VIVO Pathofysiologie
Overzicht van hypothalamus- en hypofysehormonen
De hypofyse wordt vaak afgeschilderd als de “belangrijkste klier” van het lichaam. Deze lof is gerechtvaardigd in die zin dat de voorste en achterste hypofyse een batterij hormonen afscheiden die gezamenlijk alle cellen beïnvloeden en van invloed zijn op vrijwel alle fysiologische processen.
De hypofyse mag dan de koning zijn, maar de macht achter de troon is duidelijk de hypothalamus. Zoals in het vorige hoofdstuk werd vermeld, scheiden sommige neuronen in de hypothalamus – neurosecretoire neuronen – hormonen af die de secretie van hormonen uit de voorste hypofyse streng controleren. De hypothalamische hormonen worden releasing hormones en inhibiting hormones genoemd, wat hun invloed op de hormonen van de hypofyse voorin weergeeft.
Hypothalamische releasing en inhibiting hormones worden via hypothalamisch-hypofyseale poortaders rechtstreeks naar de hypofyse voorin getransporteerd. Specifieke hypothalamische hormonen binden aan receptoren op specifieke cellen van de voorste hypofyse, waardoor de afgifte van het hormoon dat zij produceren, wordt gemoduleerd.
Het schildklierafgevend hormoon van de hypothalamus bindt bijvoorbeeld aan receptoren op cellen van de voorste hypofyse, thyrotrofen genaamd, waardoor zij worden gestimuleerd schildklierstimulerend hormoon of TSH af te scheiden.

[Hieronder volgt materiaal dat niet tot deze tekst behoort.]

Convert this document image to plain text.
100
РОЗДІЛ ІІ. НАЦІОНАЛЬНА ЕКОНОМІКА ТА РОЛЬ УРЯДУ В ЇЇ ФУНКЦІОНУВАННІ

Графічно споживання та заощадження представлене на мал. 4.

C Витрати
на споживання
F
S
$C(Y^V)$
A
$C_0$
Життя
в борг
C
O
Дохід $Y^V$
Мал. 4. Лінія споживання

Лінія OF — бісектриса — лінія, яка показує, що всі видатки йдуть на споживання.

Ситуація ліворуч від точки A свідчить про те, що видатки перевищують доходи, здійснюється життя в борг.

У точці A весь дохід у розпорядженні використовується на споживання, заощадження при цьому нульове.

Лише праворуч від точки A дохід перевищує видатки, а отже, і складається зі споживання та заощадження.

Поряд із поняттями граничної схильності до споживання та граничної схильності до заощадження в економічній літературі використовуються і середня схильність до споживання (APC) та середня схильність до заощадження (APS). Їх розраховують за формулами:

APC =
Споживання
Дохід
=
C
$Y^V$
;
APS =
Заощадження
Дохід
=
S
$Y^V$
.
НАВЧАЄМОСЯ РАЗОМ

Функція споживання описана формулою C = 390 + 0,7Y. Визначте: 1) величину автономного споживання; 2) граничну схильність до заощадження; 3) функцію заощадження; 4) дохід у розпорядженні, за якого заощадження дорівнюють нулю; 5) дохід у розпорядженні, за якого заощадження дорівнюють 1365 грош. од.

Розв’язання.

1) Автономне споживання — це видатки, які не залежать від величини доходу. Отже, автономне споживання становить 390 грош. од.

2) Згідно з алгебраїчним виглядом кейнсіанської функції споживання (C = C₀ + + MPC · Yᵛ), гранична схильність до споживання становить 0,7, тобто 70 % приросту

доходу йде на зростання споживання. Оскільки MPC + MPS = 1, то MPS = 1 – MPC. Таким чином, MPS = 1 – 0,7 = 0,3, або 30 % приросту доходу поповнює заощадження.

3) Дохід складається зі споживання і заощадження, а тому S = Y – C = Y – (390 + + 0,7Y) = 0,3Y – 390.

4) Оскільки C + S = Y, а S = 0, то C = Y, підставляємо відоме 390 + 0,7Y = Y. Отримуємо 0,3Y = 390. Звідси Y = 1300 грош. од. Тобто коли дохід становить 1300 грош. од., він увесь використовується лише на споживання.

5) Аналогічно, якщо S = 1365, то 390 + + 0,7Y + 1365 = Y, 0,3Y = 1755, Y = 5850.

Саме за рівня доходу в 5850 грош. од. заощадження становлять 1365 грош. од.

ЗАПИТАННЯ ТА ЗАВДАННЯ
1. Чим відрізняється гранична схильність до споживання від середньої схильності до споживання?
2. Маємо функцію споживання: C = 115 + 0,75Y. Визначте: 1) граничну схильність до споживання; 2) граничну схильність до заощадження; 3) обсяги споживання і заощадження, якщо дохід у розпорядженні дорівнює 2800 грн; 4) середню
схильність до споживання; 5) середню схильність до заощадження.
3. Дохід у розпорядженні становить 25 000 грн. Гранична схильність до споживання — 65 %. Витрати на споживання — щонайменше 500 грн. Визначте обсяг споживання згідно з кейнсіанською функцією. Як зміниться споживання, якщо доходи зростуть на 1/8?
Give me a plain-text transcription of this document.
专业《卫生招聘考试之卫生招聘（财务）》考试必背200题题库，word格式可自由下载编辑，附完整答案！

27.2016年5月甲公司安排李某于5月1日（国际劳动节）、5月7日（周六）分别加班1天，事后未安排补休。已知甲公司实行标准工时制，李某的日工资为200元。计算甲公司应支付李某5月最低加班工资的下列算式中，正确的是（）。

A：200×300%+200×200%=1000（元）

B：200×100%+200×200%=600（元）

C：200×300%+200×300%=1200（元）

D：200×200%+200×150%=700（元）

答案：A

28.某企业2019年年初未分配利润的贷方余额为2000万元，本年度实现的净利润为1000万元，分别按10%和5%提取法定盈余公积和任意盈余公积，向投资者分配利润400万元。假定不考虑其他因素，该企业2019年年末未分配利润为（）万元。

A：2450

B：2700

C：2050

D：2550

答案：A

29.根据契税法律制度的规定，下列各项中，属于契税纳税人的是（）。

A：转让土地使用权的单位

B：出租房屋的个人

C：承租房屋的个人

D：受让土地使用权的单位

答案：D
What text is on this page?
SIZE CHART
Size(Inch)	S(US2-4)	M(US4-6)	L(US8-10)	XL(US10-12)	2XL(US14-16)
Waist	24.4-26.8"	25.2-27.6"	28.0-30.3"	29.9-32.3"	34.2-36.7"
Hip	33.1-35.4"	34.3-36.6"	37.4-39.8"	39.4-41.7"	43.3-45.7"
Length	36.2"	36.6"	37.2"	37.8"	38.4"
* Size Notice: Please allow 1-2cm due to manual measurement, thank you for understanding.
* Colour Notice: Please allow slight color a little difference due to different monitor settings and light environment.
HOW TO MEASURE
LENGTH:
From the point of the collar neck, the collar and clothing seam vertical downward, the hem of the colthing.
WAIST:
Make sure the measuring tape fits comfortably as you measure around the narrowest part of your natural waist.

De hormonen van de voorste hypofyse komen in de systemische circulatie terecht en binden zich aan hun receptoren op andere doelorganen. In het geval van TSH is het doelorgaan de schildklier.
Het is duidelijk dat er krachtige regelsystemen moeten zijn om over- of ondersecretie van hypothalamus- en voorste hypofysehormonen te voorkomen. Een belangrijk mechanisme voor de controle van de vrijstellende en remmende hormonen is de negatieve terugkoppeling. Details over de controle van specifieke hypothalamus- en hypofysehormonen worden gegeven in de besprekingen van die hormonen.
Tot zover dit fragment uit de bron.